O material divulgado reúne mais de 300 mil páginas relacionadas às investigações envolvendo Epstein, condenado por crimes sexuais e acusado de comandar uma rede de exploração de menores. Ele morreu em 2019, enquanto aguardava julgamento por acusações federais de tráfico sexual.
Disputa política marca divulgação dos arquivos
A liberação dos documentos ocorre em meio a tensões políticas em Washington. A Casa Branca tem usado a publicação como uma demonstração de transparência do governo Trump, ao mesmo tempo em que acusa democratas de supostos vínculos com Epstein após sua condenação.
O Departamento de Justiça destacou que parte dos registros permanece censurada para proteger vítimas e informações sensíveis, e que novas revisões devem ocorrer nos próximos meses.
Celebridades citadas: Jackson, Clinton e Maxwell
Michael Jackson, que morreu em 2009, foi acusado em 2003 de abuso sexual infantil, mas acabou absolvido pela Justiça.
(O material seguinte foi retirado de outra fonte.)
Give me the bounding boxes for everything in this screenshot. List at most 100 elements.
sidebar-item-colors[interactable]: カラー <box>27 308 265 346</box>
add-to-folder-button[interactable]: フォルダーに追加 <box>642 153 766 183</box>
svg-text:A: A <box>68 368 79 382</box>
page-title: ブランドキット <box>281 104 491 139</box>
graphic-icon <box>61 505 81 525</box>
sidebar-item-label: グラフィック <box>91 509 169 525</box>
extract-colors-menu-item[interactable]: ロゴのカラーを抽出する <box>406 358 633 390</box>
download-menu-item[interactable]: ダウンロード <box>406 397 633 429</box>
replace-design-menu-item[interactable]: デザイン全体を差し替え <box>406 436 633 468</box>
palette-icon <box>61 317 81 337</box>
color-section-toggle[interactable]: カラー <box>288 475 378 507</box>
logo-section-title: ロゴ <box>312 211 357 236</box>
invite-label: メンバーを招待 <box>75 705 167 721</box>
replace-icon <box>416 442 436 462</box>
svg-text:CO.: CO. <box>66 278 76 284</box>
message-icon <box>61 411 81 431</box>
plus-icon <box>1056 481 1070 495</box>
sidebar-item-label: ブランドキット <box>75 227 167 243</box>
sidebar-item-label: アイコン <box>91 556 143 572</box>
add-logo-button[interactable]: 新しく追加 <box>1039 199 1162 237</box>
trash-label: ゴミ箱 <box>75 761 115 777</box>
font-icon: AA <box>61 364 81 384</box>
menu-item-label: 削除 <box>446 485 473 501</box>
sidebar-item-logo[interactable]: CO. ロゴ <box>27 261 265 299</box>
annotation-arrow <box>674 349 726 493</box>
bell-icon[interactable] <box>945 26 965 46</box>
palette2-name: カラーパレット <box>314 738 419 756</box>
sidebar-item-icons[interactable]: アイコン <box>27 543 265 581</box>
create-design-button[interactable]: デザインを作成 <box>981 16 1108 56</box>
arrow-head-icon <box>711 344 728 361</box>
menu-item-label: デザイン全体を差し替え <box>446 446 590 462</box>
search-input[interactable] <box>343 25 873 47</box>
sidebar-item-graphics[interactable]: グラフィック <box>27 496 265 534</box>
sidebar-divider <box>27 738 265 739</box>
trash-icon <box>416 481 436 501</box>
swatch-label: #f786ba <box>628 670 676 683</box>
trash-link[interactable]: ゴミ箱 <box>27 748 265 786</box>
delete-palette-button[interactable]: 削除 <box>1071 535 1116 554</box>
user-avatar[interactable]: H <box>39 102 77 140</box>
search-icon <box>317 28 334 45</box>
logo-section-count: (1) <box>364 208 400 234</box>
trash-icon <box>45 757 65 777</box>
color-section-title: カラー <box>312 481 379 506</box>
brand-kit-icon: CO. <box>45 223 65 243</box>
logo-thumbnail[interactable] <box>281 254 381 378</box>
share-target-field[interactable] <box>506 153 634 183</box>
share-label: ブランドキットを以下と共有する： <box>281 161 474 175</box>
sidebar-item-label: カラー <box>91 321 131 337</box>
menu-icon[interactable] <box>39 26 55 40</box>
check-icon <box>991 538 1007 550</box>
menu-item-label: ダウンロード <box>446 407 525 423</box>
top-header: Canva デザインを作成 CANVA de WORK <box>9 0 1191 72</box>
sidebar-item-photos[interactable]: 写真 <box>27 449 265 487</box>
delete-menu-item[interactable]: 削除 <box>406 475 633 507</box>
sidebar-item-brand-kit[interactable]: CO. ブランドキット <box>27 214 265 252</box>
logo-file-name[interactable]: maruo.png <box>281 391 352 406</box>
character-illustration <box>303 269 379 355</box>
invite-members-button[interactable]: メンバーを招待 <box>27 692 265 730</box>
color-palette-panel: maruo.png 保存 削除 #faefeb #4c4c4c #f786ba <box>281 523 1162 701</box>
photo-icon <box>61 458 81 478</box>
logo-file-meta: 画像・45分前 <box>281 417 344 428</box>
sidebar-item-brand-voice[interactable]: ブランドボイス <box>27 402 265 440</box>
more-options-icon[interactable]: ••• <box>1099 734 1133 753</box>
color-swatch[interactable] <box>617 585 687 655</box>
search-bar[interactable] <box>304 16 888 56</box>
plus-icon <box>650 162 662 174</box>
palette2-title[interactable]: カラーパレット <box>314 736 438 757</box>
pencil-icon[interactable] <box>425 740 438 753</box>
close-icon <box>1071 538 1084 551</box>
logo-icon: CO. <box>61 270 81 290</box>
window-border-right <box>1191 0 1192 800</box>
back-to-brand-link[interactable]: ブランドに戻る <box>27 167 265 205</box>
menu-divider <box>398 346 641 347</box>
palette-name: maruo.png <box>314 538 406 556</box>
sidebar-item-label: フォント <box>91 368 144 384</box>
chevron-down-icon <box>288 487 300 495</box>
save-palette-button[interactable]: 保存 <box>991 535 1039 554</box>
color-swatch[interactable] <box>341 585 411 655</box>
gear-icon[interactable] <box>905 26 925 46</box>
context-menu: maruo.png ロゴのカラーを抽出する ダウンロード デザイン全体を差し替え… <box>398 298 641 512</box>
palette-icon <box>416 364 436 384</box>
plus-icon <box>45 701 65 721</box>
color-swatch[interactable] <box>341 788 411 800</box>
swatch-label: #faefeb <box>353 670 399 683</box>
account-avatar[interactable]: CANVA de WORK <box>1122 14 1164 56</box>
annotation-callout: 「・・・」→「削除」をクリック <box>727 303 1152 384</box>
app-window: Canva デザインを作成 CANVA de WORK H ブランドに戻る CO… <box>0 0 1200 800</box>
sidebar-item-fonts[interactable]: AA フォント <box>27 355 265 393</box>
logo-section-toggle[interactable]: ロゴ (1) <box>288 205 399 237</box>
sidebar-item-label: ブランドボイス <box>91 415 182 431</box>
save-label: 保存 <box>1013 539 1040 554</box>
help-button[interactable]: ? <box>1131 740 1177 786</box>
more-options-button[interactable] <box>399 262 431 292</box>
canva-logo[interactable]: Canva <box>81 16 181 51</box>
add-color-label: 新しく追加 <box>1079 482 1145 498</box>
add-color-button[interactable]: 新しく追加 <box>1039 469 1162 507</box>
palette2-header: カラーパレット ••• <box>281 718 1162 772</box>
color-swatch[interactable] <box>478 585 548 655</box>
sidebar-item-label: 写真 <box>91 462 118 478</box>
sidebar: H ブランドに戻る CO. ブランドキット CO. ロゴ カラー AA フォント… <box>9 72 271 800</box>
Seu nome reaparece agora entre os documentos, ao lado de imagens inéditas de Epstein com outras figuras públicas.
Entre elas está o ex-presidente Bill Clinton, que aparece em diferentes situações: em uma jacuzzi sem camisa ao lado de uma pessoa com o rosto ocultado e nadando em uma piscina com Ghislaine Maxwell, ex-companheira de Epstein, condenada por crimes ligados ao esquema, e outra mulher não identificada.
Menções ao Brasil
Os arquivos também trazem referências ao Brasil. Em um recado datado de janeiro de 2005, alguém pede que Epstein retorne a ligação para um novo número, com o assunto indicado como “Brasil”. A identidade de quem enviou a mensagem foi censurada.
Outro documento menciona que uma mulher, cujo nome foi ocultado, teria sido fotografada sem saber. O texto afirma ainda que ela viajou ao Brasil aos 18 anos e voltou aos EUA dois anos depois.
As autoridades norte-americanas reiteram que seguem ocultando informações capazes de identificar vítimas, conforme determina a Lei de Transparência dos Arquivos Epstein, aprovada pelo Congresso em novembro e sancionada pelo presidente Donald Trump.